Professor Mingjie Zhang awarded Human Frontier Science Program (HFSP) grant
Professor Mingjie Zhang has just won a highly competitive three-year grant from the Human Frontiers in Science Program (HFSP) to investigate the molecular mechanism by which calcium ion determines AMPA receptor (α-amino-3-hydroxy-5-methyl-4-isoxazolepropionic acid) trafficking and retention at the neuronal synapse. Prof. Mingjie Zhang and his colleagues from Japan and Germany will try to reconstitute the synaptic plasticity with a minimal set of purified postsynaptic density (PSD) proteins in vitro and manipulate the reconstituted PSD to understand the fundamental and molecular nature of synaptic plasticity.
The team will test whether the reconstituted PSD can emulate AMPAR trafficking and retention by adding AMPARs along with other auxiliary and mediator proteins. They will also examine if mutating a protein-protein interaction site in the CaMKII, a Ca(2+)/calmodulin-dependent protein kinase that phosphorylates AMPAR, can impair synaptic plasticity. Lastly, they will study the structural organization of the reconstituted PSD to determine whether it resembles that of the PSD.

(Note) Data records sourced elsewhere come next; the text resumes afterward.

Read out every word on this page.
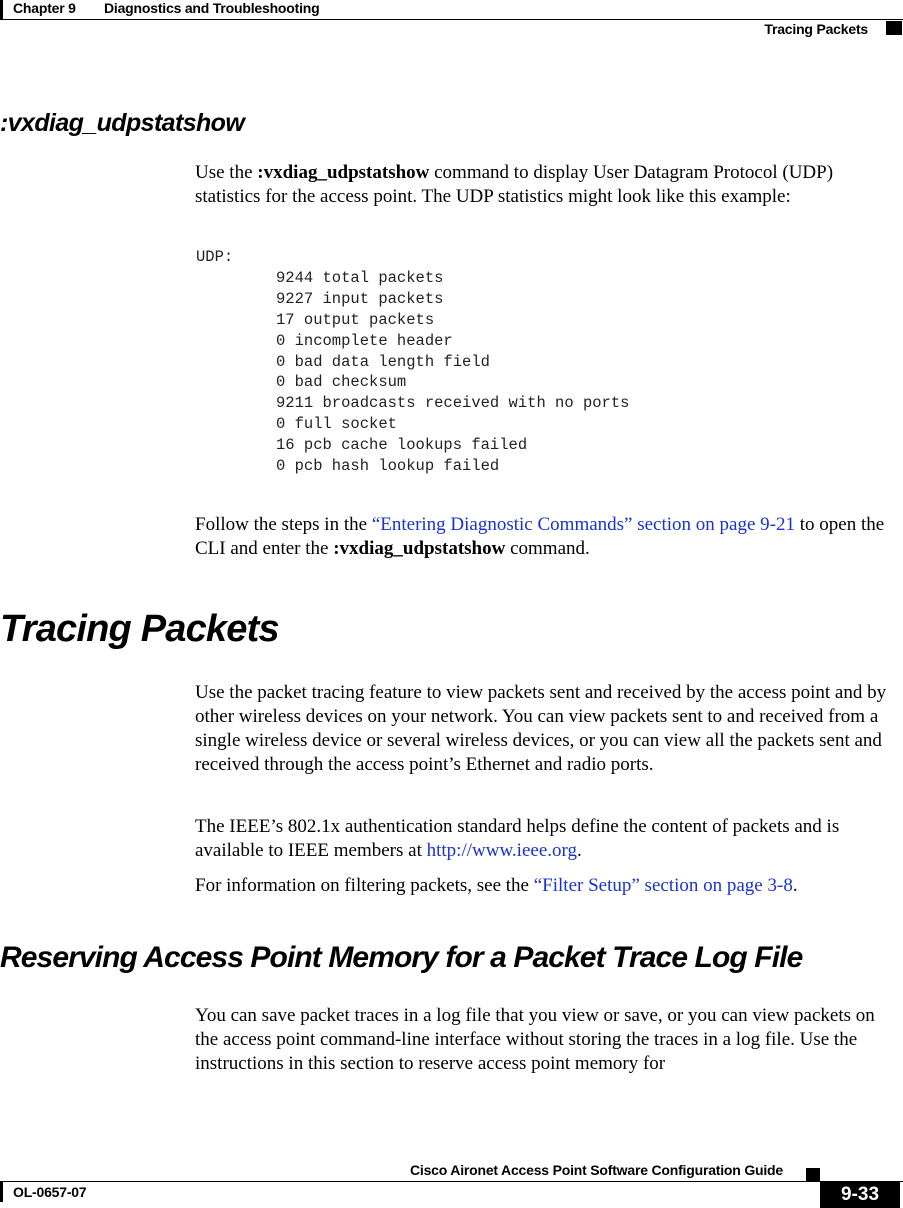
Chapter 9 Diagnostics and Troubleshooting
Tracing Packets
:vxdiag_udpstatshow

Use the :vxdiag_udpstatshow command to display User Datagram Protocol (UDP) statistics for the access point. The UDP statistics might look like this example:

UDP:
9244 total packets
9227 input packets
17 output packets
0 incomplete header
0 bad data length field
0 bad checksum
9211 broadcasts received with no ports
0 full socket
16 pcb cache lookups failed
0 pcb hash lookup failed

Follow the steps in the “Entering Diagnostic Commands” section on page 9-21 to open the CLI and enter the :vxdiag_udpstatshow command.

Tracing Packets

Use the packet tracing feature to view packets sent and received by the access point and by other wireless devices on your network. You can view packets sent to and received from a single wireless device or several wireless devices, or you can view all the packets sent and received through the access point’s Ethernet and radio ports.

The IEEE’s 802.1x authentication standard helps define the content of packets and is available to IEEE members at http://www.ieee.org.

For information on filtering packets, see the “Filter Setup” section on page 3-8.

Reserving Access Point Memory for a Packet Trace Log File

You can save packet traces in a log file that you view or save, or you can view packets on the access point command-line interface without storing the traces in a log file. Use the instructions in this section to reserve access point memory for

Cisco Aironet Access Point Software Configuration Guide
OL-0657-07	9-33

The team of three all bring in different expertise for the project. Prof. Mingjie Zhang brings structural biology and biochemistry, Dr. Yasunori Hayashi of Kyoto University has expertise in physiology, biochemistry and biophotonics, and Dr. Vladan Lucic from the Max Planck Institute of Biochemistry is a physicist with experience with cryo-EM.
HFSP grants fund research in life sciences. The program is based in France and supported by 13 countries and the European Union. This year there were over 600 preliminary proposals that were narrowed to 61 proposals that then submitted a full proposal for the grant, of which 25 were funded (25 awarded out of 654 applications, <4%).